Lessia, a 46-year-old trader living in Bakhmout who did not wish to give her last name, sells biscuits on a wooden board. While she ran a thriving upholstery textile business with 16 employees until February, some of whom, she says, are "separatists".

"Some of them fled to Russia, thinking of coming back here later" if the city fell, she says.

"I am a normal Ukrainian, with a son in the Ukrainian army", tries to synthesize the forties, who does not pass judgment on her employees and considers that they are "intoxicated" by the propaganda of the Russian government.

"But, for them, I am a Banderivka," she laughs, a follower of Stepan Bandera (1909-1959), an emblematic figure of Ukrainian nationalists and the anti-Soviet struggle but whose many supporters collaborated with the Nazis.

To put an end to the war as quickly as possible and out of a sense of belonging to the concept of the "Russian world" hammered home by Vladimir Putin or because of family ties on the other side of the border, a fringe of the inhabitants of this region of Ukraine accepts or supports the idea of ​​coming under Moscow's control.

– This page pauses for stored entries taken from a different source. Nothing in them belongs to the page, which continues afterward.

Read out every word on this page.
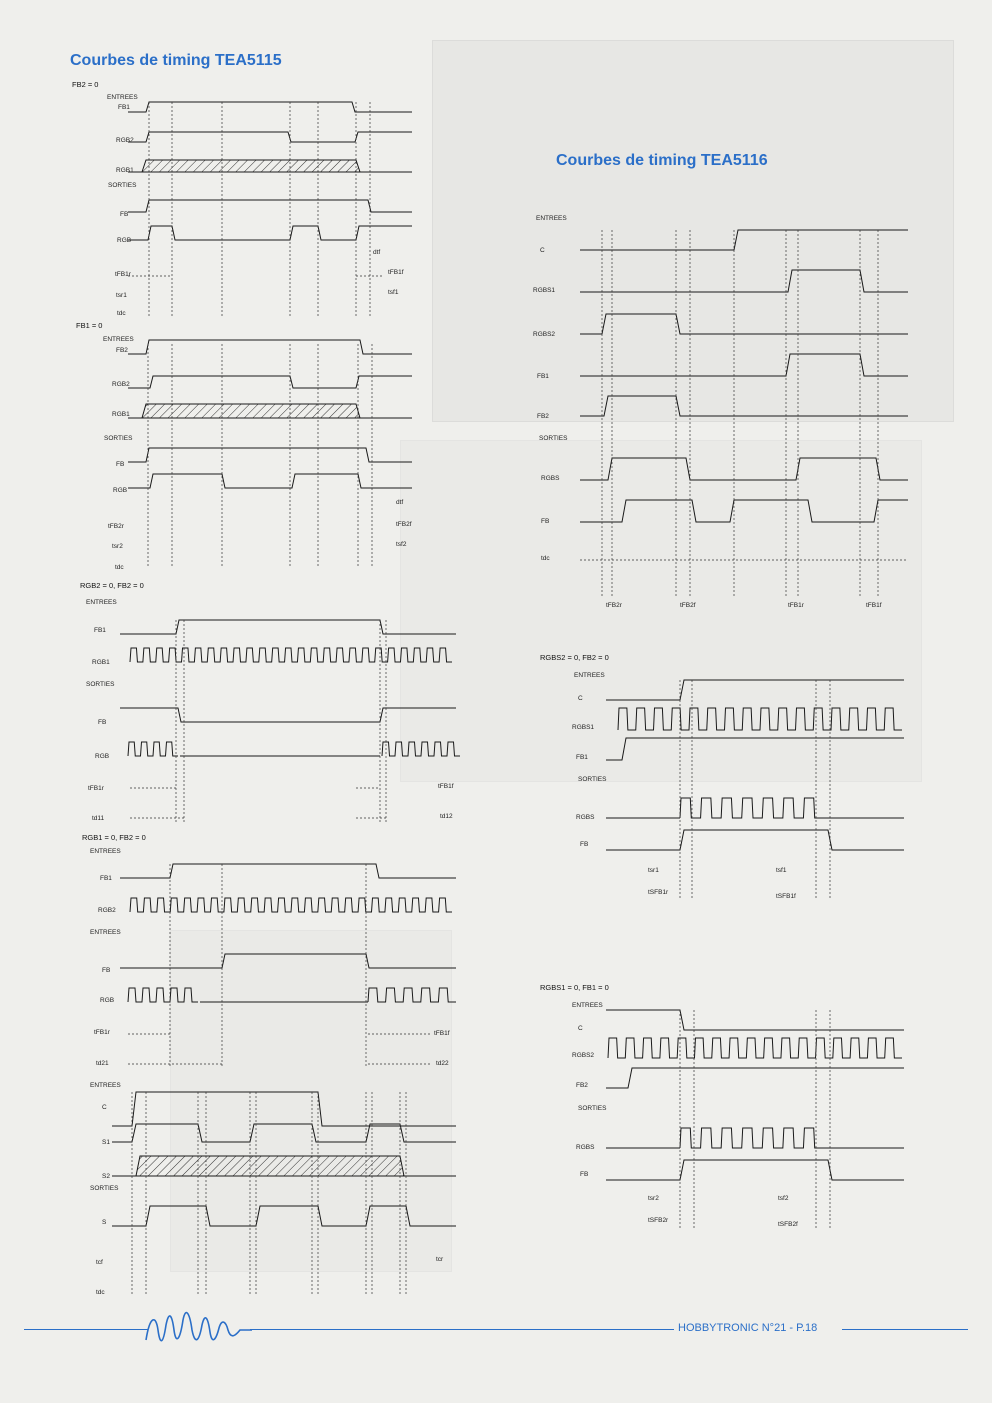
Courbes de timing TEA5115
Courbes de timing TEA5116
HOBBYTRONIC N°21 - P.18
FB2 = 0
ENTREES
FB1
RGB2
RGB1
SORTIES
FB
RGB
dtf
tFB1r	tFB1f
tsr1	tsf1
tdc
FB1 = 0
ENTREES
FB2
RGB2
RGB1
SORTIES
FB
RGB
dtf
tFB2r	tFB2f
tsr2	tsf2
tdc
RGB2 = 0, FB2 = 0
ENTREES
FB1
RGB1
SORTIES
FB
RGB
tFB1r	tFB1f
td11	td12
RGB1 = 0, FB2 = 0
ENTREES
FB1
RGB2
ENTREES
FB
RGB
tFB1r	tFB1f
td21	td22
ENTREES
C
S1
S2
SORTIES
S
tcf	tcr
tdc
ENTREES
C
RGBS1
RGBS2
FB1
FB2
SORTIES
RGBS
FB
tdc
tFB2r	tFB2f	tFB1r	tFB1f
RGBS2 = 0, FB2 = 0
ENTREES
C
RGBS1
FB1
SORTIES
RGBS
FB
tsr1	tsf1
tSFB1r
tSFB1f
RGBS1 = 0, FB1 = 0
ENTREES
C
RGBS2
FB2
SORTIES
RGBS
FB
tsr2	tsf2
tSFB2r
tSFB2f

In the devastated part of Bakhmout, where the gutted buildings follow one another, in the store of Oksana and Oleksandre, neighbors who know each other and "think the same" can come three hours a day to charge their laptops on a generator.

That day, in the middle of the battle and in the middle of the bombardment, on a screen connected to the generator, the couple and two friends even watch "Mimino", a cult Soviet comedy from 1977.

The two Ukrainians are from Donetsk, the "capital" of a self-proclaimed pro-Russian republic located 100 km away recognized by the Kremlin at the start of the war and inaccessible from Ukraine.

"For me, the question is not whether I'm on the wrong side of the border or not," says Oksana.

"It's the Ukrainian army which is on the wrong side of the border, we didn't ask them anything, especially not to come and defend us," she concludes.